Editorial
Connecting with Co-workers to Build Trust
I read Denise Brush’s “Trust in Academic Libraries: How to Build Connections between New Co-workers,” in the April 2024 issue of College & Research Libraries News.1 Many of her points resonated with my own experiences working in my institution’s library. Trust has become a recurrent theme—across many professions’ organizational cultures—since the emergence of the COVID-19 pandemic. Trust can erode when there is a lack of connection with other library staff, new or veteran. The library is constantly growing, changing, or adapting to sync with the institutional community’s research and instructional needs, current and anticipatory; and new colleagues—across various departments—arrive as steadily long-time library staff retire, or seek new opportunities. Such constant change and growth can make it challenging to build connections with new employees.
Brush writes that:
A library where a large percentage of the employees are new must build trust. Employees who have worked together for a long time have shared understandings, but when new employees join the organization, they must develop relationships with their co-workers before there can be mutual trust (157).
Connecting with colleagues—getting to know them, to understand their work, and to find ways to work together—is very important, but it can be difficult to do. Library staff working varying schedules—such as working from home and working on-site on different days—impacts when, and how often, colleagues see each other. This can make it difficult to build trust in the library. As Brush writes, libraries must intentionally plan events or other ways for colleagues to connect. Otherwise, the lack of connections can be detrimental to the library’s organizational culture. In addition to social events and social media platforms for connecting, I would suggest developing cross-departmental task forces, working groups, or other kinds of committees to meet shared work goals. Working together towards shared goals—whether they are part of a strategic plan goal or objective—is invaluable for many reasons. Not only does working together across departments increase the quality of the work outputs, due to the diversity of perspectives, it also organically allows for opportunities to get to know one’s colleagues as people, and to learn about their work, which helps establish trust. In addition, inter-departmental work breaks down silos, and requires colleagues to consider different department’s need while collaborating to achieve mutual work goals. Finally, working together across departments fosters future collaborations.

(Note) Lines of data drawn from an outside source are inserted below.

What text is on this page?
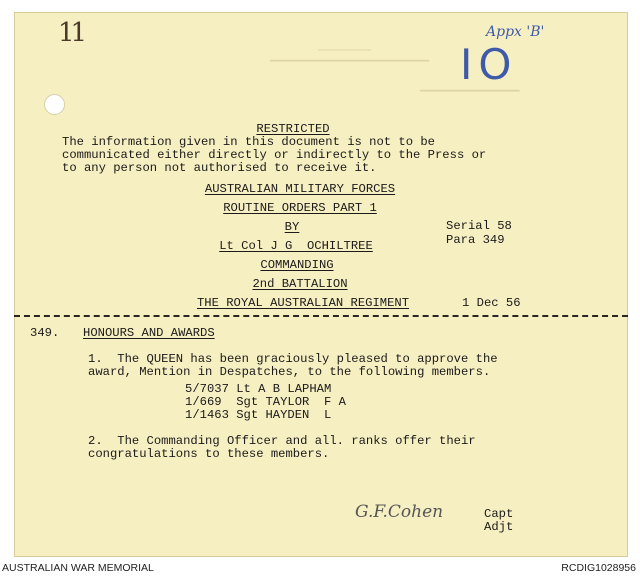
‗‗‗‗‗‗‗‗
▔▔▔▔▔▔▔▔▔▔▔▔▔▔▔▔▔▔▔▔▔▔▔▔
▔▔▔▔▔▔▔▔▔▔▔▔▔▔▔
11	Appx 'B'
IO
RESTRICTED
The information given in this document is not to be
communicated either directly or indirectly to the Press or
to any person not authorised to receive it.
AUSTRALIAN MILITARY FORCES
ROUTINE ORDERS PART 1
BY
Lt Col J G  OCHILTREE
COMMANDING
2nd BATTALION
THE ROYAL AUSTRALIAN REGIMENT
Serial 58
Para 349
1 Dec 56
349. HONOURS AND AWARDS
1.  The QUEEN has been graciously pleased to approve the
award, Mention in Despatches, to the following members.
5/7037 Lt A B LAPHAM
1/669  Sgt TAYLOR  F A
1/1463 Sgt HAYDEN  L
2.  The Commanding Officer and all. ranks offer their
congratulations to these members.
G.F.Cohen	Capt
Adjt
AUSTRALIAN WAR MEMORIAL	RCDIG1028956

While it is essential to get to know colleagues through library-wide social events, be they virtual or physical, working on projects—across different departments but toward a common goal—can also be a powerful way to build connections and trust between colleagues. When change, evolving services, and having library spaces in flux are the norm, library employees and leadership cannot take for granted that all coworkers in the organization know, or trust, one other. In addition to building connections socially, libraries should strive to build professional connections, and prioritizing inclusive, goal-oriented projects across departments is a natural way to do this. Through building connections between colleagues, a library also builds trust in its organizational culture.